L’Italia è un paese WWE centrico? Assolutamente sì. Guardavo infatti nei giorni scorsi i commenti alle nostre news dei nostri lettori ed ho constatato come sia facile per ragazzi grandi e piccoli esaltarsi per quelle WWE e snobbare quelle TNA.
Ad esempio martedì scorso abbiamo puntato sul Live della TNA: pensavamo che il ritorno on screen di una federazione comunque discretamente seguita e buon interesse potesse suscitare diversi consensi. Ed invece pochi hanno avuto voglia di commentare, discutere, trovare punti di contatto. Perché? Un lettore ha così commentato: “Siamo tutti figli di Vince McMahon”. Ed ha ragione. Ha ragione da vendere poiché gli italiani seguono la storia dei vincitori, si appassionano a ciò che piace alla massa e non a ciò che potrebbe piacere a se stesso. Non è un caso che permanga un certo buonismo di fondo sugli errori WWE mentre vi sia un accanimento terapeutico sulle sorti della TNA.
Basti pensare alla passione travolgente per i 4 NJPW che a breve debutteranno in WWE: quanti di voi seguivano la fed giapponese? Quanti seguivano AJ Styles in TNA e quanti seguivano Karl Anderson in ROH? Pochini rispetto a quanti hanno alzato le braccia in segno di giubilo. Tutti ora si aspettano match a cinque stelle, sbavano dietro questi quattro talenti. Se avessi chiesto di seguire Gallows e Anderson in GFW pochi lo avrebbero fatto. E nessuno si sarebbe sognato di spendere mezzo secondo per esaltarsi per i match in Pro Wrestling Guerrilla e Ring Of Honor di Rocky Romero o per le gesta nipponiche di Bad Luck Fale e Tama Tonga. Ho letto invece su Facebook e forum di ragazzini che definivano “Romero un ottimo wrestler se la WWE lo prende come allenatore” (senza aver mai visto un suo match), di Fale come “il gigante forte di cui ha bisogno la WWE dopo che si ritira Big Show” (avendo visto solo una sua foto su google immagini) o di Tama Tonga come del prossimo Batista (solo perché è grosso ed è samoano).
Siamo figli di Vince McMahon e accettiamo tutto, ci esaltiamo per quello che non conosciamo e che non abbiamo mai voluto conoscere. Ci basta il sentito dire, per essere felici. Senza dover aprire gli orizzonti, guardarsi intorno, informarsi bene. Siamo figli di un consumismo smodato dove chi segue il wrestling non solo è pigro ma è anche menefreghista: glielo ha detto la WWE. Poiché la storia la fanno i vincitori e nel 2001 Vince McMahon prese tutto dal piatto e se ne andò via con una miniera d’oro.
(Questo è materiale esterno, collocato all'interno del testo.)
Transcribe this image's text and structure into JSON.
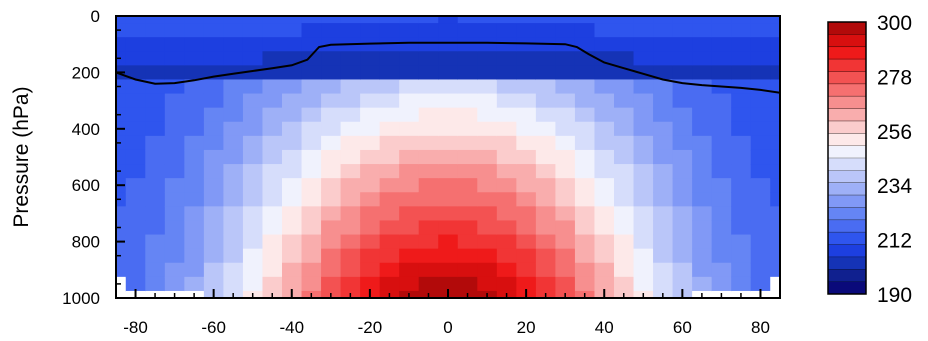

Ed oggi continua a farlo: esser aggressiva anche sulla maggiore promotion Giapponese è sinonimo di un rapporto che è venuto meno, di un rispetto deteriorato dove contano soprattutto i soldi prima che il talento. Non è un caso che il lancio del WWE network avvenga di concerto col debutto di questi quattro. Dunque ancora una volta Vince sta riuscendo nell’intento di cambiare la mappa del wrestling mondiale, investendo pesantemente per recuperare in futuro. È la carta della disperazione: la WWE è in perdita ovunque, NXT è un progetto in rosso, gli house show americani non fruttano e i recenti infortuni non aiutano il prodotto ad esser appetibile abbastanza. Così si attacca le rivali scavando in banca i risparmi, capendo dove si può colpire e dove si può recuperare terreno.
È un rischio e la WWE fa bene a prenderselo. Ha i piedi in bilico, la caduta può essere atroce ma finché non accade possono tener sogni tranquilli. Nel mentre sorgeranno nuovi figli di Vince, nuovi “appassionati” di wrestling che si muoveranno solo per la WWE alla ricerca dall’emozione perduta, e si esalteranno come sempre su quel che non conoscono. AJ Styles, Shinsuke Nakamura, Doc Gallows e Karl Anderson sono i nuovi idoli finché non cadranno nel midcarding a favore del Roman Reigns di turno, e lì torneranno tutti a bistrattarli.
Buon wrestling a tutti voi. Anzi, buona WWE.